The story of what happened to trucking before a single autonomous vehicle replaced a single human job is a parallel narrative that runs alongside the automation narrative but is rarely made clear. The industry’s economics were drastically altered by deregulation in the 1980s, which resulted in wage and working condition erosion that has persisted for decades. Large fleets have an annual driver turnover rate of about 92%, which means that nine out of ten drivers quit their jobs within a year. This is not because the work is unworthy, but rather because the compensation frequently falls short of the costs involved.

Sunny Grewal, a driver who hauls fruits and vegetables from Fresno, put it simply: any load that pays less than $3 per mile isn’t worth taking because it costs him between $1.75 and $2 per mile to run his truck empty. However, the rates decrease when brokers observe more drivers vying for the same loads. “If they know there are a lot of carriers,” he replied, “they treat you like crap.”
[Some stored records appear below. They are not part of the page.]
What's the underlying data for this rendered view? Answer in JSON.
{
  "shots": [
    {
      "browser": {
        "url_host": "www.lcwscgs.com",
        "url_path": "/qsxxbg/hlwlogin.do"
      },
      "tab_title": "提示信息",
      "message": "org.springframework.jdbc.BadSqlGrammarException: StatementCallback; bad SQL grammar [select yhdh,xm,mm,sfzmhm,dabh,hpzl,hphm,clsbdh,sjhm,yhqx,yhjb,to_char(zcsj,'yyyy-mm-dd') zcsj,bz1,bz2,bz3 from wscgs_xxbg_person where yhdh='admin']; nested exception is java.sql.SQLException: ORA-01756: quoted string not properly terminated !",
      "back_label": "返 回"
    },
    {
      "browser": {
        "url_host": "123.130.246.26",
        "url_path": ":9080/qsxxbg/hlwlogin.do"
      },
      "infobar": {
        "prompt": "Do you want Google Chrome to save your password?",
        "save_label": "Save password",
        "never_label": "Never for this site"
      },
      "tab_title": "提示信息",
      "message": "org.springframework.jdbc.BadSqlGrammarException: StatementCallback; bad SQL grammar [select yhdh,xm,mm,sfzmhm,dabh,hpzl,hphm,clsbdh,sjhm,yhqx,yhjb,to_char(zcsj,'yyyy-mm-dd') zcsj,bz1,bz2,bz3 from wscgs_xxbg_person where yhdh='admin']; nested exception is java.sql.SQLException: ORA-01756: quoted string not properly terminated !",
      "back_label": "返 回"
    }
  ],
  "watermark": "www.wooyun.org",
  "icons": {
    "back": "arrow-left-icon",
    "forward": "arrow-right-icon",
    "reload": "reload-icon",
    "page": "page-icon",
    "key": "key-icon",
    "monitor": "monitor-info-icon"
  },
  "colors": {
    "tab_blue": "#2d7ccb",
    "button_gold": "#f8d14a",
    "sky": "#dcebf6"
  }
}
In response to this retention crisis, the industry has claimed that there is a driver shortage, a claim that frequently appears in headlines. According to the American Trucking Association, there is a shortage of 80,000 drivers, which tends to result in sympathetic coverage and, ironically, arguments for loosening rules pertaining to driver hours and training requirements. Labor researchers have noted that the reality is different. There are only about 140,000 truck transportation jobs in California, despite the fact that there are 640,445 active commercial driver’s licenses in the state. There are plenty of people who are willing to drive. Employers who are willing to pay enough to retain them are hard to come by.
Watching these two stories—the threat of automation and the ongoing labor crisis—be handled as distinct problems when they are obviously related makes it difficult to avoid getting a little frustrated. Businesses that have invested billions in autonomous trucking are also the ones whose lobbying influence shaped the low-wage, deregulated environment that initially made trucking a challenging career. Even before the robots arrived, the workers designated as “soon to be replaced” were being squeezed. In an industry that has spent years claiming they aren’t even being mistreated, the transition will fall on those who were never given the resources to prepare for it when the automation does come into effect, which it will do on a timeline that is still uncertain but obviously accelerating.
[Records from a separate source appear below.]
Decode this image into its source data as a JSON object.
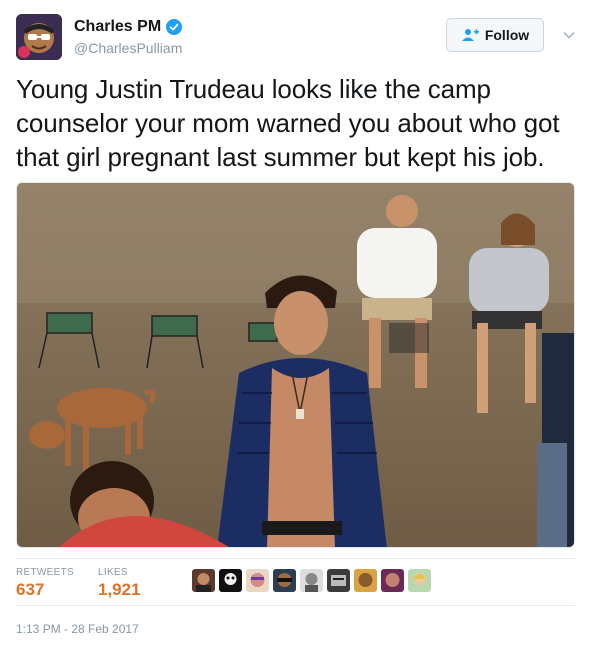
{
  "user": {
    "display_name": "Charles PM",
    "handle": "@CharlesPulliam",
    "verified": true
  },
  "follow": {
    "label": "Follow"
  },
  "tweet": {
    "text": "Young Justin Trudeau looks like the camp counselor your mom warned you about who got that girl pregnant last summer but kept his job."
  },
  "stats": {
    "retweets_label": "RETWEETS",
    "retweets_count": "637",
    "likes_label": "LIKES",
    "likes_count": "1,921"
  },
  "likers": [
    {
      "icon": "liker-avatar"
    },
    {
      "icon": "liker-avatar"
    },
    {
      "icon": "liker-avatar"
    },
    {
      "icon": "liker-avatar"
    },
    {
      "icon": "liker-avatar"
    },
    {
      "icon": "liker-avatar"
    },
    {
      "icon": "liker-avatar"
    },
    {
      "icon": "liker-avatar"
    },
    {
      "icon": "liker-avatar"
    }
  ],
  "timestamp": "1:13 PM - 28 Feb 2017",
  "colors": {
    "accent": "#1da1f2",
    "stat_value": "#e0722a",
    "muted": "#8899a6"
  }
}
It is evident that the majority of Americans’ discussions regarding automation and employment are far behind what is actually taking place on the highways. The Florida Turnpike has already seen the autonomous truck. Commercial deployment is already getting closer. At truck stops, weigh stations, and rest areas along the interstates that still, for the time being, require a human being to navigate, three million people whose livelihoods depend on keeping a hand on a steering wheel are watching this happen, mostly in silence.